Interview with incoming Dean of Students Daren Mooko

Nick Maahs, Staff Reporter

Daren Mooko was recently selected to replace Chuck Cleveland as Whitman’s Dean of Students. While on campus, Mooko sat down with Wire reporter Nick Maahs to discuss residence life and transparency. What follows is a transcript of part of that conversation. Minor edits have been made for clarity and concision.

NM: I know residence life is a big part of what you’re looking to do here. What’s your vision for Whitman regarding just where the student body lives?

DM: My understanding is that maybe 60 percent of Whitman students live on-campus. One of my overall goals is to really learn the culture here first, and I probably will want to learn more about the housing dynamics—choices that students are making, what options they have available to them—and to find out why they are making their choices. So, if it’s the case that 40 percent aren’t living on campus because they find something objectionable, then that’s something to look at. If 40 percent are saying, “It almost doesn’t matter what you do to the residence halls or residence life, I just really want to live off-campus in an apartment,” I don’t know how much more you can do there. I think what might be related to that is to have a better understanding of how third and fourth year students still feel connected to the college. Again, it’s my understanding that residency is required for first and second year, and I want to learn more about what the experiences are for third and fourth year students, if there’s any relationship to the housing and to how they envision themselves connected to the college.

NM: How do you think that sort of change might impact affordability for the Whitman community?
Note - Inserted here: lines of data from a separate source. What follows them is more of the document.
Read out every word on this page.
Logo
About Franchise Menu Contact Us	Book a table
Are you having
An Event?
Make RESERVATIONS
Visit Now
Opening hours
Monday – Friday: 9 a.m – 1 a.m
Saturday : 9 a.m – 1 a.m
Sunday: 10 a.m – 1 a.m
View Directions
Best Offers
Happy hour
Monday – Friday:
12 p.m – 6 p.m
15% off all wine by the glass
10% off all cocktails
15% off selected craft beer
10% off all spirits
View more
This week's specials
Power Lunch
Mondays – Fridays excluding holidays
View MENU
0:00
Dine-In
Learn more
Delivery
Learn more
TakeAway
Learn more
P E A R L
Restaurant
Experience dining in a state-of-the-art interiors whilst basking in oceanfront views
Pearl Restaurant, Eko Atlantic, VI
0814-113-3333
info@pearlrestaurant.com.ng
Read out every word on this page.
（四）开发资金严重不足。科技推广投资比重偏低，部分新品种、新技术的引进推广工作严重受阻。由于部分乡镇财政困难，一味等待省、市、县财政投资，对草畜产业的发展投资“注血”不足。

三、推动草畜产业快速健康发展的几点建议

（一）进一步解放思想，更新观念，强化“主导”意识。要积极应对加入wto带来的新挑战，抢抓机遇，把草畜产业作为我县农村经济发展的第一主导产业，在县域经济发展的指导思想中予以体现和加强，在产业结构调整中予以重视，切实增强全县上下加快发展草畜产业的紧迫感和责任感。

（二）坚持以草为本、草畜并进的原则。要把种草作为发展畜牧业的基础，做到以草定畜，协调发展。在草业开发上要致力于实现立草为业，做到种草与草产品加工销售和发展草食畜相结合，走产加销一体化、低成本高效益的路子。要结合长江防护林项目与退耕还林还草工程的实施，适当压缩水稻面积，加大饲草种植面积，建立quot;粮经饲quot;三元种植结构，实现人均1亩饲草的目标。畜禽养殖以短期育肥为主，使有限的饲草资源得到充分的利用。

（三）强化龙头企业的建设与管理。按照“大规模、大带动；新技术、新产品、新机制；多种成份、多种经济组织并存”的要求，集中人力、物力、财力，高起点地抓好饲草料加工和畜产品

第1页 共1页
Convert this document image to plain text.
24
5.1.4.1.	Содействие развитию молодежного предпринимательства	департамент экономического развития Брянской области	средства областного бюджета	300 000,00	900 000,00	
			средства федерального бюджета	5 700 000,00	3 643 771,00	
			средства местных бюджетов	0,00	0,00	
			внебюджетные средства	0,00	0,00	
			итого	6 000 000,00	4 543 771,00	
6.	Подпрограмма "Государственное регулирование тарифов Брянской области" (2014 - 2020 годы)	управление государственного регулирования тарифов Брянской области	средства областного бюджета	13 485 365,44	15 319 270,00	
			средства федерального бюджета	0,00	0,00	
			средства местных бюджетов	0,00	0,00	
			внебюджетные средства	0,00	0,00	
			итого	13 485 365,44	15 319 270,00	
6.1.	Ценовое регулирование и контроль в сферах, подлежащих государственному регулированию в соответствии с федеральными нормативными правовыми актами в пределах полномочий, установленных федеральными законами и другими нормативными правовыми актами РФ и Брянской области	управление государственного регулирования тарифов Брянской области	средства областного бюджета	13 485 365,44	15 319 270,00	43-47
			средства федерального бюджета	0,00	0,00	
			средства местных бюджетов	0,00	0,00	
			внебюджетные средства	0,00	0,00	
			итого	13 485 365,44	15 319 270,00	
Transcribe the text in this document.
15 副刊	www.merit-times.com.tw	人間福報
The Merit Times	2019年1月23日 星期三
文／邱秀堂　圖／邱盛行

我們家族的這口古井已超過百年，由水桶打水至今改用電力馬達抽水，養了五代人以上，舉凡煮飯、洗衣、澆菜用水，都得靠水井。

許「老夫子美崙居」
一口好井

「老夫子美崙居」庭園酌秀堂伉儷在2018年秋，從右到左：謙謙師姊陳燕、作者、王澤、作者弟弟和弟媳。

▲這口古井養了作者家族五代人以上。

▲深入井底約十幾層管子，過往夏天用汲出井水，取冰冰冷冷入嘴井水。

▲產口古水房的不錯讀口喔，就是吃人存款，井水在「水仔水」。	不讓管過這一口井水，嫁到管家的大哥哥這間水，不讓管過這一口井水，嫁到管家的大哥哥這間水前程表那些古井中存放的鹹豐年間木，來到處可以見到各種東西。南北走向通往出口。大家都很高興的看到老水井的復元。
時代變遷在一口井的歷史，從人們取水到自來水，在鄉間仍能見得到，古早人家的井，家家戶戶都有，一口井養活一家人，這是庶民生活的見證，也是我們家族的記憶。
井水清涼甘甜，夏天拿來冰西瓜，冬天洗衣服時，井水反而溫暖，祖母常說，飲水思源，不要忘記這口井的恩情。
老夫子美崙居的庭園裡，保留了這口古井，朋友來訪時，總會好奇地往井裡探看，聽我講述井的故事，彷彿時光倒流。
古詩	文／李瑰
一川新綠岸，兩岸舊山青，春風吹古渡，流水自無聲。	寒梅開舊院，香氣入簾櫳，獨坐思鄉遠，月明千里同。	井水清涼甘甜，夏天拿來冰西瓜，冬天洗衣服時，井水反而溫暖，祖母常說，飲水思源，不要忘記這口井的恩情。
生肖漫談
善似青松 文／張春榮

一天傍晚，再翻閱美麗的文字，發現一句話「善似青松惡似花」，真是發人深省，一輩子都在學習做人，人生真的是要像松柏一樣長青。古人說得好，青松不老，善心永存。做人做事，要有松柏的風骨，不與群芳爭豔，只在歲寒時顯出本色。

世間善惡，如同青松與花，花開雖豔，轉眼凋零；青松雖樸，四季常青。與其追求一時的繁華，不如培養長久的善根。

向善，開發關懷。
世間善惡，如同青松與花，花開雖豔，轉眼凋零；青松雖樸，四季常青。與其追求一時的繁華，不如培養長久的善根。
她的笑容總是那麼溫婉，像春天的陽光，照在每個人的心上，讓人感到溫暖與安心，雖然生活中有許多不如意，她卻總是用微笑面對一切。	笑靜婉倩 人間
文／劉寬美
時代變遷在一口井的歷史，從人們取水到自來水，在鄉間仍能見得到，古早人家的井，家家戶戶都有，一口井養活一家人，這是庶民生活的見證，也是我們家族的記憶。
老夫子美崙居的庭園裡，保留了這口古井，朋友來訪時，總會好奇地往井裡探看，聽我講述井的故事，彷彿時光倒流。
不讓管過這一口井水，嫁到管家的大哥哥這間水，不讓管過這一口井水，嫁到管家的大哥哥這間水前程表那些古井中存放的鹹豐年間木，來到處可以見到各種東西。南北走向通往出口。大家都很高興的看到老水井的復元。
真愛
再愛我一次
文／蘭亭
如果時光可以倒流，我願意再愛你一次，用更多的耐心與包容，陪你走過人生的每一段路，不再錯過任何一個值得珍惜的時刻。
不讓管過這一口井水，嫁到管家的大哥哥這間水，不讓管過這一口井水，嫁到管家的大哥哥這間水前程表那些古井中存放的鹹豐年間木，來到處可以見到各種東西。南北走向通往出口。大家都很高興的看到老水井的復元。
DM: Again, I would want to know first if students actually want to live on campus. So, it’s one of these questions of which came first, is it the fact that we haven’t built new residence halls because no one wants to live on campus or is it the fact that people are moving off campus because there’s nowhere to live here. I think building this new hall is an interesting next step to see what that would look like. I think that would actually take some really intentional studying and research that would be pretty in-depth, because it wouldn’t just be a matter of asking juniors and seniors, “Would you?” it would also be a question of, “What would you want,” right? Because I think there’s a dramatic difference between your first year at Whitman and your fourth year at Whitman, and how that translates into housing needs. There are different models—and I’m sure students know this because they have friends that go to other schools—where there are apartment style residence halls and that could be something that would be of interest to students.

NM: How do you plan to improve relations between the student body and the administration?

DM: I don’t have anything specific in mind. I think my general approach working in higher education is  to work towards consistent and regular communication with students. I think that when communication between administration and students becomes a routine of problem, request, resolution, problem, request, resolution, I don’t think that’s communication; I think that’s a transaction. So, I would love to have consistent, regular communication with a wide variety of students, whether that be organized through the student government or IFC or athletics, however it is. That’s what I’m interested in, I’m not interested in just responding to problems. That has to happen, I mean obviously, but I’m much more interested in the other: consistent communication.